Good point. There is one cost however, you lose the contribution room in this case. For most people, that cost is insignificant since they have too much available.


----------



## jamesbe (May 8, 2010)

The tax rates are different as wel are they not? 

I was reading about this just the other when I was debating if I should put the money in my RRSP or keep it for my home closing costs.

From what I understood from the gov website.

You lose the contribution room x 2 (the amount you took out and an equivalent amount) this was a HUGE deterent to me. Basically you can't just put it back....

Taxes depend on the amount you withdraw not your income for that year.

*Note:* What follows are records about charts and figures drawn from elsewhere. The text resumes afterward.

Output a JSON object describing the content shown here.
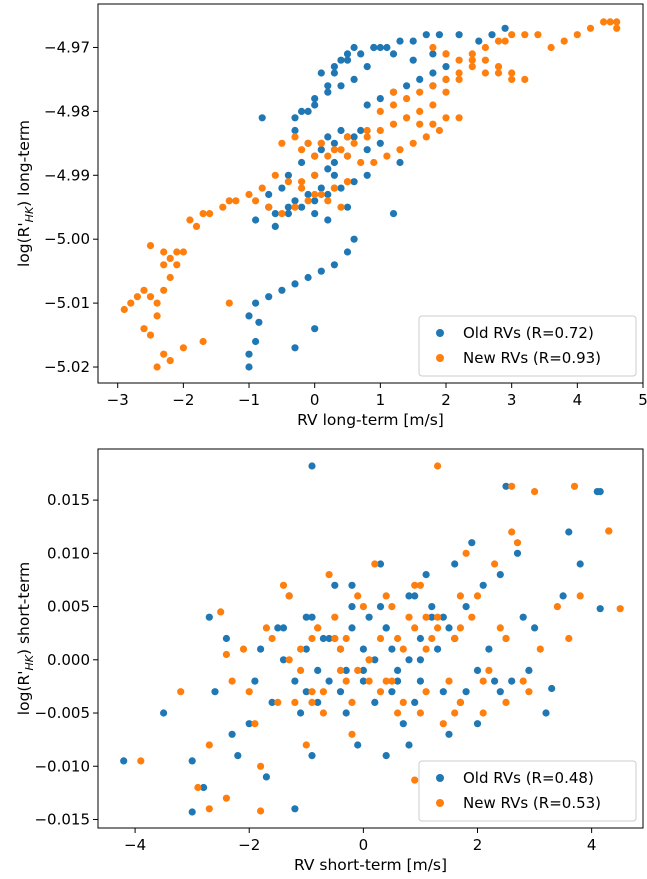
{
  "chart_data": [
    {
      "type": "scatter",
      "xlabel": "RV long-term [m/s]",
      "ylabel_main": "log(R'",
      "ylabel_sub": "HK",
      "ylabel_end": ") long-term",
      "xlim": [
        -3.3,
        5.0
      ],
      "ylim": [
        -5.0225,
        -4.9632
      ],
      "xticks": [
        -3,
        -2,
        -1,
        0,
        1,
        2,
        3,
        4,
        5
      ],
      "yticks": [
        -5.02,
        -5.01,
        -5.0,
        -4.99,
        -4.98,
        -4.97
      ],
      "ytick_decimals": 2,
      "legend": {
        "position": "lower-right"
      },
      "series": [
        {
          "name": "Old RVs (R=0.72)",
          "color": "#1f77b4",
          "x": [
            -1.0,
            -1.0,
            -0.9,
            -0.85,
            -0.9,
            -1.0,
            -0.7,
            -0.5,
            -0.3,
            -0.1,
            0.1,
            0.3,
            0.5,
            0.6,
            -0.2,
            0.0,
            0.2,
            0.4,
            0.6,
            0.8,
            -0.6,
            -0.4,
            -0.3,
            -0.1,
            0.0,
            0.2,
            0.3,
            0.5,
            -0.7,
            -0.9,
            -0.5,
            -0.4,
            -0.2,
            0.0,
            0.1,
            0.3,
            0.5,
            0.7,
            -0.1,
            0.1,
            0.2,
            0.4,
            0.6,
            0.8,
            1.0,
            1.3,
            -0.3,
            -0.2,
            0.0,
            0.2,
            0.4,
            0.6,
            0.8,
            0.5,
            0.6,
            0.4,
            0.3,
            0.2,
            0.0,
            -0.1,
            0.1,
            0.3,
            0.5,
            0.7,
            0.9,
            1.1,
            1.3,
            1.5,
            1.7,
            1.9,
            2.2,
            2.5,
            2.7,
            2.9,
            0.8,
            1.0,
            1.2,
            1.4,
            1.6,
            1.8,
            2.0,
            1.8,
            2.0,
            1.5,
            1.2,
            1.0,
            0.9,
            0.3,
            0.1,
            -0.4,
            -0.6,
            0.0,
            -0.8,
            -0.3,
            -0.7,
            0.5,
            0.2,
            1.2,
            0.0,
            -0.3,
            1.8
          ],
          "y": [
            -5.02,
            -5.018,
            -5.016,
            -5.013,
            -5.01,
            -5.012,
            -5.009,
            -5.008,
            -5.007,
            -5.006,
            -5.005,
            -5.004,
            -5.002,
            -5.0,
            -4.995,
            -4.994,
            -4.993,
            -4.992,
            -4.991,
            -4.99,
            -4.996,
            -4.995,
            -4.994,
            -4.993,
            -4.99,
            -4.989,
            -4.988,
            -4.987,
            -4.995,
            -4.997,
            -4.992,
            -4.99,
            -4.988,
            -4.987,
            -4.986,
            -4.985,
            -4.984,
            -4.983,
            -4.985,
            -4.985,
            -4.984,
            -4.983,
            -4.984,
            -4.986,
            -4.985,
            -4.988,
            -4.981,
            -4.98,
            -4.979,
            -4.977,
            -4.976,
            -4.975,
            -4.973,
            -4.971,
            -4.97,
            -4.972,
            -4.974,
            -4.976,
            -4.978,
            -4.98,
            -4.974,
            -4.973,
            -4.972,
            -4.971,
            -4.97,
            -4.97,
            -4.969,
            -4.969,
            -4.968,
            -4.968,
            -4.968,
            -4.969,
            -4.968,
            -4.967,
            -4.979,
            -4.978,
            -4.977,
            -4.976,
            -4.975,
            -4.974,
            -4.973,
            -4.976,
            -4.975,
            -4.972,
            -4.971,
            -4.97,
            -4.97,
            -4.99,
            -4.992,
            -4.996,
            -4.998,
            -4.996,
            -4.981,
            -4.983,
            -4.993,
            -4.995,
            -4.997,
            -4.996,
            -5.014,
            -5.017,
            -4.971
          ]
        },
        {
          "name": "New RVs (R=0.93)",
          "color": "#ff7f0e",
          "x": [
            -2.9,
            -2.8,
            -2.7,
            -2.6,
            -2.5,
            -2.4,
            -2.3,
            -2.2,
            -2.3,
            -2.2,
            -2.1,
            -2.0,
            -2.1,
            -2.3,
            -2.5,
            -2.4,
            -2.5,
            -2.3,
            -2.6,
            -2.4,
            -2.2,
            -2.0,
            -1.8,
            -1.9,
            -1.7,
            -1.4,
            -1.2,
            -1.0,
            -1.3,
            -1.6,
            -0.8,
            -0.6,
            -0.4,
            -0.2,
            0.0,
            0.2,
            0.4,
            -0.9,
            -0.7,
            -0.5,
            -0.3,
            -0.1,
            0.1,
            0.3,
            0.5,
            -0.5,
            -0.3,
            -0.1,
            0.1,
            0.3,
            0.5,
            0.7,
            0.9,
            1.1,
            1.3,
            1.5,
            1.7,
            1.9,
            -0.2,
            0.0,
            0.2,
            0.4,
            0.6,
            0.8,
            1.0,
            1.2,
            1.4,
            1.6,
            1.8,
            2.0,
            2.2,
            2.4,
            2.6,
            2.8,
            3.0,
            3.2,
            3.4,
            3.6,
            3.8,
            4.0,
            4.2,
            4.4,
            4.6,
            1.8,
            2.0,
            2.2,
            2.4,
            2.6,
            2.8,
            3.0,
            3.2,
            1.4,
            1.6,
            1.8,
            2.0,
            2.2,
            1.0,
            1.2,
            1.4,
            1.6,
            1.8,
            2.0,
            2.2,
            2.0,
            2.4,
            2.6,
            2.8,
            3.0,
            0.0,
            -0.2,
            0.3,
            0.5,
            -1.7,
            -1.3,
            4.6,
            4.5,
            0.8,
            0.5,
            1.2,
            2.9
          ],
          "y": [
            -5.011,
            -5.01,
            -5.009,
            -5.008,
            -5.009,
            -5.01,
            -5.008,
            -5.006,
            -5.004,
            -5.003,
            -5.002,
            -5.002,
            -5.004,
            -5.002,
            -5.001,
            -5.012,
            -5.015,
            -5.018,
            -5.014,
            -5.02,
            -5.019,
            -5.017,
            -4.998,
            -4.997,
            -4.996,
            -4.995,
            -4.994,
            -4.993,
            -4.994,
            -4.996,
            -4.992,
            -4.99,
            -4.991,
            -4.992,
            -4.993,
            -4.994,
            -4.995,
            -4.994,
            -4.995,
            -4.996,
            -4.995,
            -4.994,
            -4.993,
            -4.992,
            -4.991,
            -4.985,
            -4.984,
            -4.985,
            -4.985,
            -4.986,
            -4.987,
            -4.988,
            -4.988,
            -4.987,
            -4.986,
            -4.985,
            -4.984,
            -4.983,
            -4.986,
            -4.987,
            -4.987,
            -4.986,
            -4.985,
            -4.984,
            -4.983,
            -4.982,
            -4.981,
            -4.98,
            -4.979,
            -4.977,
            -4.975,
            -4.972,
            -4.97,
            -4.969,
            -4.968,
            -4.968,
            -4.968,
            -4.97,
            -4.969,
            -4.968,
            -4.967,
            -4.966,
            -4.966,
            -4.97,
            -4.971,
            -4.972,
            -4.973,
            -4.974,
            -4.974,
            -4.975,
            -4.975,
            -4.981,
            -4.982,
            -4.982,
            -4.981,
            -4.981,
            -4.98,
            -4.979,
            -4.978,
            -4.977,
            -4.976,
            -4.975,
            -4.974,
            -4.971,
            -4.971,
            -4.972,
            -4.973,
            -4.974,
            -4.99,
            -4.991,
            -4.992,
            -4.991,
            -5.016,
            -5.01,
            -4.967,
            -4.966,
            -4.983,
            -4.984,
            -4.977,
            -4.969
          ]
        }
      ]
    },
    {
      "type": "scatter",
      "xlabel": "RV short-term [m/s]",
      "ylabel_main": "log(R'",
      "ylabel_sub": "HK",
      "ylabel_end": ") short-term",
      "xlim": [
        -4.65,
        4.9
      ],
      "ylim": [
        -0.0158,
        0.0198
      ],
      "xticks": [
        -4,
        -2,
        0,
        2,
        4
      ],
      "yticks": [
        -0.015,
        -0.01,
        -0.005,
        0.0,
        0.005,
        0.01,
        0.015
      ],
      "ytick_decimals": 3,
      "legend": {
        "position": "lower-right"
      },
      "series": [
        {
          "name": "Old RVs (R=0.48)",
          "color": "#1f77b4",
          "x": [
            -4.2,
            -3.5,
            -3.0,
            -2.8,
            -2.6,
            -2.4,
            -2.2,
            -2.0,
            -1.8,
            -1.6,
            -1.4,
            -1.2,
            -1.0,
            -0.8,
            -0.6,
            -0.4,
            -0.2,
            0.0,
            0.2,
            0.4,
            0.6,
            0.8,
            1.0,
            1.2,
            1.4,
            1.6,
            1.8,
            2.0,
            2.2,
            2.4,
            2.6,
            2.8,
            3.0,
            3.2,
            3.5,
            3.8,
            4.1,
            -1.9,
            -1.5,
            -1.1,
            -0.7,
            -0.3,
            0.1,
            0.5,
            0.9,
            1.3,
            1.7,
            2.1,
            2.5,
            2.9,
            -2.3,
            -1.7,
            -1.3,
            -0.9,
            -0.5,
            -0.1,
            0.3,
            0.7,
            1.1,
            1.5,
            1.9,
            2.3,
            2.7,
            -1.0,
            -0.6,
            -0.2,
            0.2,
            0.6,
            1.0,
            1.4,
            1.8,
            -0.8,
            -0.4,
            0.0,
            0.4,
            0.8,
            1.2,
            -1.4,
            -1.0,
            -0.5,
            0.0,
            0.5,
            1.0,
            1.5,
            2.0,
            -0.9,
            -0.3,
            0.3,
            0.9,
            1.6,
            2.4,
            4.15,
            4.15,
            3.6,
            2.5,
            -1.2,
            -0.9,
            -3.0,
            -2.7,
            0.8,
            1.6,
            3.3,
            -0.2,
            0.4
          ],
          "y": [
            -0.0095,
            -0.005,
            -0.0143,
            -0.012,
            -0.003,
            0.002,
            -0.009,
            -0.006,
            0.001,
            -0.004,
            0.003,
            -0.002,
            0.004,
            -0.001,
            0.002,
            -0.003,
            0.005,
            0.001,
            -0.004,
            0.003,
            -0.002,
            0.006,
            0.0,
            0.004,
            -0.003,
            0.002,
            0.005,
            -0.006,
            0.001,
            0.008,
            -0.002,
            0.004,
            0.003,
            -0.005,
            0.006,
            0.009,
            0.0158,
            -0.002,
            0.003,
            -0.005,
            0.002,
            -0.001,
            0.004,
            -0.003,
            0.006,
            0.001,
            -0.004,
            0.007,
            0.002,
            -0.001,
            -0.007,
            -0.011,
            0.006,
            -0.009,
            0.007,
            -0.008,
            0.009,
            -0.006,
            0.008,
            -0.007,
            0.011,
            -0.002,
            0.01,
            0.001,
            -0.002,
            0.003,
            0.0,
            -0.001,
            0.002,
            0.004,
            -0.003,
            -0.004,
            0.001,
            -0.002,
            0.003,
            0.0,
            0.005,
            0.0,
            -0.003,
            0.002,
            -0.001,
            0.001,
            -0.002,
            0.003,
            -0.001,
            0.004,
            -0.005,
            0.005,
            -0.004,
            0.002,
            -0.003,
            0.0048,
            0.0158,
            0.012,
            0.0163,
            -0.014,
            0.0182,
            -0.0095,
            0.004,
            -0.008,
            0.009,
            -0.0027,
            0.007,
            -0.009
          ],
          "_note": "approximate"
        },
        {
          "name": "New RVs (R=0.53)",
          "color": "#ff7f0e",
          "x": [
            -3.9,
            -3.2,
            -2.9,
            -2.7,
            -2.5,
            -2.3,
            -2.1,
            -1.9,
            -1.7,
            -1.5,
            -1.3,
            -1.1,
            -0.9,
            -0.7,
            -0.5,
            -0.3,
            -0.1,
            0.1,
            0.3,
            0.5,
            0.7,
            0.9,
            1.1,
            1.3,
            1.5,
            1.7,
            1.9,
            2.1,
            2.3,
            2.5,
            2.7,
            2.9,
            3.1,
            3.4,
            3.8,
            4.3,
            4.5,
            -2.0,
            -1.6,
            -1.2,
            -0.8,
            -0.4,
            0.0,
            0.4,
            0.8,
            1.2,
            1.6,
            2.0,
            2.4,
            2.8,
            -2.4,
            -1.8,
            -1.4,
            -1.0,
            -0.6,
            -0.2,
            0.2,
            0.6,
            1.0,
            1.4,
            1.8,
            2.2,
            2.6,
            -1.1,
            -0.7,
            -0.3,
            0.1,
            0.5,
            0.9,
            1.3,
            1.7,
            -0.9,
            -0.5,
            -0.1,
            0.3,
            0.7,
            1.1,
            -1.3,
            -0.9,
            -0.4,
            0.1,
            0.6,
            1.1,
            1.6,
            2.1,
            -0.8,
            -0.2,
            0.4,
            1.0,
            1.7,
            2.5,
            4.3,
            3.7,
            2.6,
            1.3,
            -2.7,
            -2.4,
            -1.8,
            0.9,
            3.6,
            3.0
          ],
          "y": [
            -0.0095,
            -0.003,
            -0.012,
            -0.008,
            0.0045,
            -0.002,
            0.001,
            -0.006,
            0.003,
            -0.004,
            0.006,
            -0.001,
            0.002,
            -0.005,
            0.004,
            -0.002,
            0.006,
            0.0,
            -0.003,
            0.005,
            -0.004,
            0.007,
            0.001,
            0.003,
            -0.002,
            0.006,
            0.004,
            -0.005,
            0.009,
            0.002,
            0.011,
            -0.003,
            0.001,
            0.005,
            0.006,
            0.0121,
            0.0048,
            -0.003,
            0.002,
            -0.004,
            0.003,
            -0.001,
            0.005,
            -0.002,
            0.004,
            0.002,
            -0.005,
            0.006,
            0.003,
            -0.002,
            -0.013,
            -0.01,
            0.007,
            -0.008,
            0.008,
            -0.007,
            0.009,
            -0.005,
            0.007,
            -0.006,
            0.01,
            -0.001,
            0.012,
            0.001,
            -0.003,
            0.002,
            0.0,
            -0.002,
            0.003,
            0.004,
            -0.004,
            -0.003,
            0.002,
            -0.001,
            0.002,
            0.001,
            0.004,
            0.0,
            -0.004,
            0.001,
            -0.002,
            0.002,
            -0.003,
            0.002,
            -0.002,
            0.003,
            -0.004,
            0.006,
            -0.005,
            0.003,
            -0.004,
            0.0121,
            0.0163,
            0.0163,
            0.0182,
            -0.014,
            0.0005,
            -0.0142,
            -0.0113,
            0.002,
            0.0158
          ]
        }
      ]
    }
  ]
}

I'd have to dig up the numbers again but it was something like:
15% for the first $5000
20% for $5000 - 15000
and 
25% for > 15000

Those numbers are incorrect but it was something of the sorts.

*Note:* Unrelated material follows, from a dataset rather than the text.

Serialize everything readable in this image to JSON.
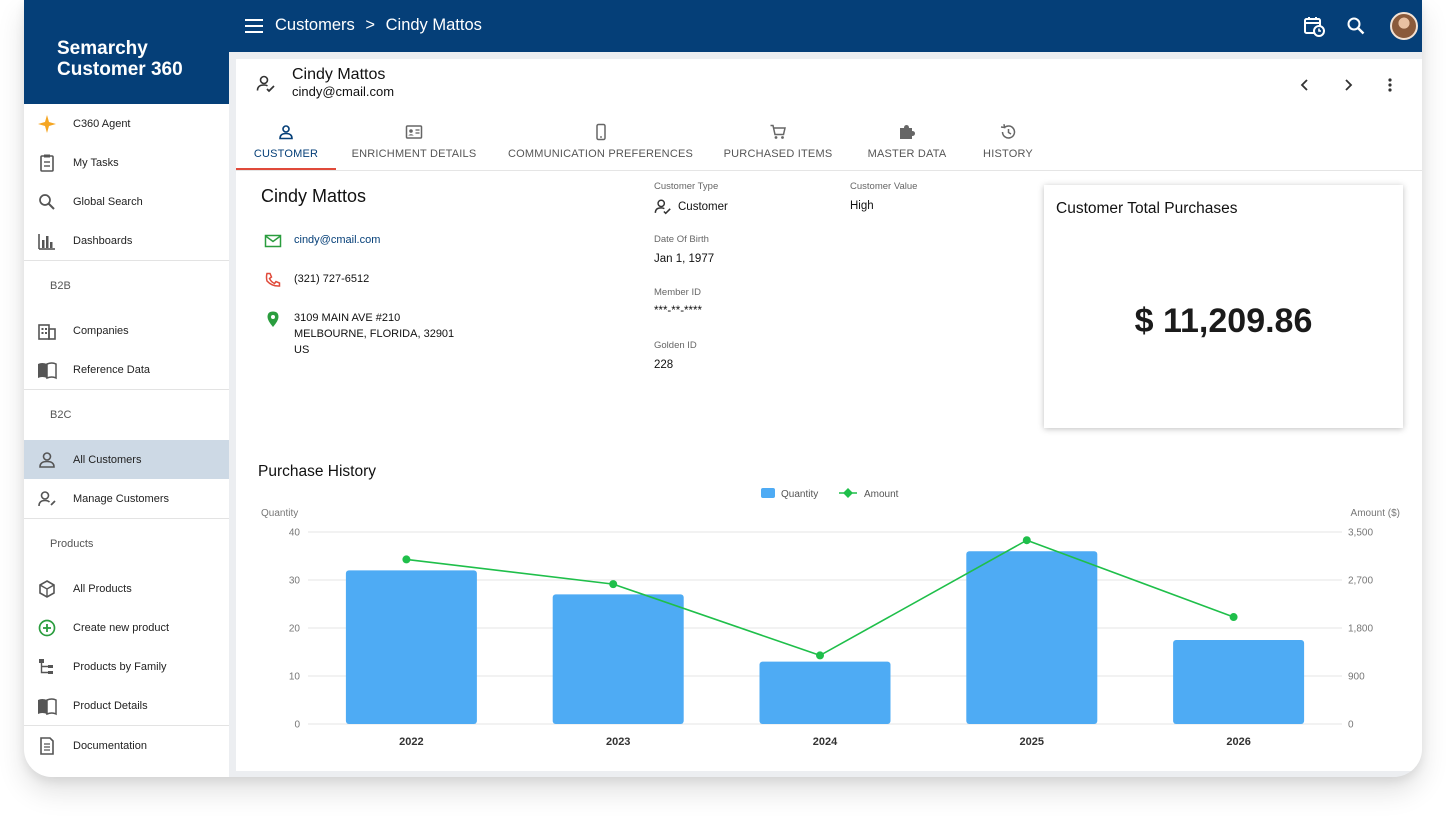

Unless I totally understood their document incorrectly.


----------



## MoneyGal (Apr 24, 2009)

jamesbe said:


> The tax rates are different as wel are they not?

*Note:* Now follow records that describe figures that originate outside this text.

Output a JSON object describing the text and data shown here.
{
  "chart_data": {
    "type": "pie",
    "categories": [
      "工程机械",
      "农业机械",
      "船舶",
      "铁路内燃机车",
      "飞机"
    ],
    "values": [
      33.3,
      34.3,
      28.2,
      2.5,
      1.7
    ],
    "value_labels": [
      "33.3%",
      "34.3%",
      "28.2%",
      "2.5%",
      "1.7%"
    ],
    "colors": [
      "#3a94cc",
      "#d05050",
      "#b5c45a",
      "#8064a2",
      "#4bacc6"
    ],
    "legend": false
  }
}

This is incorrect. Withdrawals from an RRSP are subject to a mandatory withholding tax which may or may not be the correct rate for you for that year. 

If you withdraw from an RRSP, taxes are withheld by the institution and transmitted to CRA on your behalf. Then, just as if this was your paycheque, you record those taxes paid on your T1 when you file your taxes for the year.

If the withholding amount is LESS than you ultimately owe, you will pay and owe the outstanding amount. 

If the withholding amount is MORE than you owe, your final balance will be adjusted downwards by the amount of the overage.


----------



## jamesbe (May 8, 2010)

Okay thanks for clearing that up.

So really you just lose the contribution room (and potentially some money until you file your taxes although the potential to gain is also there).

The contribution room was a huge one for me as my room is nearly at zero now so I was afraid to lose it and didn't investigate too much further.


----------